The amended Bill of Costs must be filed within 10 days of the Court's Order and Judgment. Cincinnati has submitted a Bill of Costs against DDG, asserting entitlement due to its victories at summary judgment and trial. DDG responded with a Motion for Disallowance, arguing that Cincinnati's Bill of Costs was filed prematurely and requesting its dismissal without prejudice to refile at the correct time. The Court agrees that Cincinnati's filing was premature, referencing Middle District of North Carolina Local Rule 54.1(a)(1), which allows a prevailing party to file a Bill of Costs within 30 days after the timeframe for appealing a final judgment expires. The Court notes that since DDG filed a Motion for New Trial/JMOL on October 22, 2003, the appeal period was still open, thus making Cincinnati's Bill of Costs premature. The Court disallows Cincinnati's Bill of Costs without prejudice, allowing for a future refile. Additionally, DDG's Motion for New Trial or Judgment as a Matter of Law is denied, and Cincinnati's motions for attorney fees are also denied. BB. T's Motion to Strike Cincinnati's objection to its Bill of Costs is denied, while BB. T's Bill of Costs is disallowed, permitting refile in accordance with the Order.

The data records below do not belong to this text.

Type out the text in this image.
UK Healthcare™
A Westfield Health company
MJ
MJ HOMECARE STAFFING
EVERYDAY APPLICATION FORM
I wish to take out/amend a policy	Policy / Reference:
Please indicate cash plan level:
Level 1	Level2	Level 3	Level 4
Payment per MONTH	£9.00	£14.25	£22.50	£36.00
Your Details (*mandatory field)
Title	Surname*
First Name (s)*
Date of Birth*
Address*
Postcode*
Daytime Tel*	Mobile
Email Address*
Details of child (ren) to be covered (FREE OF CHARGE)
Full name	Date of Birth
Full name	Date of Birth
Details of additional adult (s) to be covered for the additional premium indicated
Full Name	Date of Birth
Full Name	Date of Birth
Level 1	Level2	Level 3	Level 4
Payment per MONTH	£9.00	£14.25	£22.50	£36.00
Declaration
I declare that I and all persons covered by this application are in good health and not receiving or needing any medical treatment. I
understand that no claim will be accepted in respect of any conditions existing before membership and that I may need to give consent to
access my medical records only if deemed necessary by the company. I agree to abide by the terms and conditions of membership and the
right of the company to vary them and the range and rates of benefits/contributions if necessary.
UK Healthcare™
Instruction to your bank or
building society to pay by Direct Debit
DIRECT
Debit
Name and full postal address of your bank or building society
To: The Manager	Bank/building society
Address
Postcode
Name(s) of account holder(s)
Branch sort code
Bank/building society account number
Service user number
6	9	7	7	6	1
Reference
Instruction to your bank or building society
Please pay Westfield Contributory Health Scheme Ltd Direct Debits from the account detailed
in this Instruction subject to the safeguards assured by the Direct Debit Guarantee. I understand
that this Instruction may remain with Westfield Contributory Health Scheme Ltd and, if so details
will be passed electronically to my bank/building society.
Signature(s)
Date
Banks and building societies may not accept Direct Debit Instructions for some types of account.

Cincinnati's objections to BB. T's Bill of Costs are granted. Overall, DDG's Motion for Disallowance of Cincinnati's Bill of Costs is granted, and a consistent Order and Judgment will follow.

Motions or Bills of Costs applicable to Cincinnati Casualty Company and Cincinnati Indemnity Company will also apply to Cincinnati Insurance Company, as stated in the Court's Memorandum Opinion. Only Cincinnati, DDG, and BB. T are currently relevant parties to the ongoing Motions and Bills of Costs, despite the initial involvement of other parties. DDG's Motion for New Trial/JMOL is confirmed as timely, having been filed within ten days of the Court's judgment. Under 28 U.S.C. § 1927, attorneys may be held personally liable for excess costs if they unreasonably multiply proceedings. North Carolina General Statutes § 75-16.1 allows the presiding judge to award reasonable attorney fees to the prevailing party if the defendant willfully engaged in violations or if the plaintiff's action was frivolous. Similarly, under North Carolina General Statutes § 6-21.5, a court may award attorney fees to the prevailing party if the losing party presented no justiciable issues. Cincinnati's Rule 11 Motion was filed on February 18, 2004, while DDG's counterclaims against Cincinnati were asserted on May 22, 2000. The Court excluded Thanksgiving Day from the computation under Rule 6(a) but not the following day, as it is not recognized as a state holiday in North Carolina. BB. T's arguments regarding the irrelevance of a cited case for applying Rule 6(a) were deemed incorrect by the Court. The Court confirmed Cincinnati's Objections as timely under Rule 6(a) and did not need to consider the application of Rule 6(e).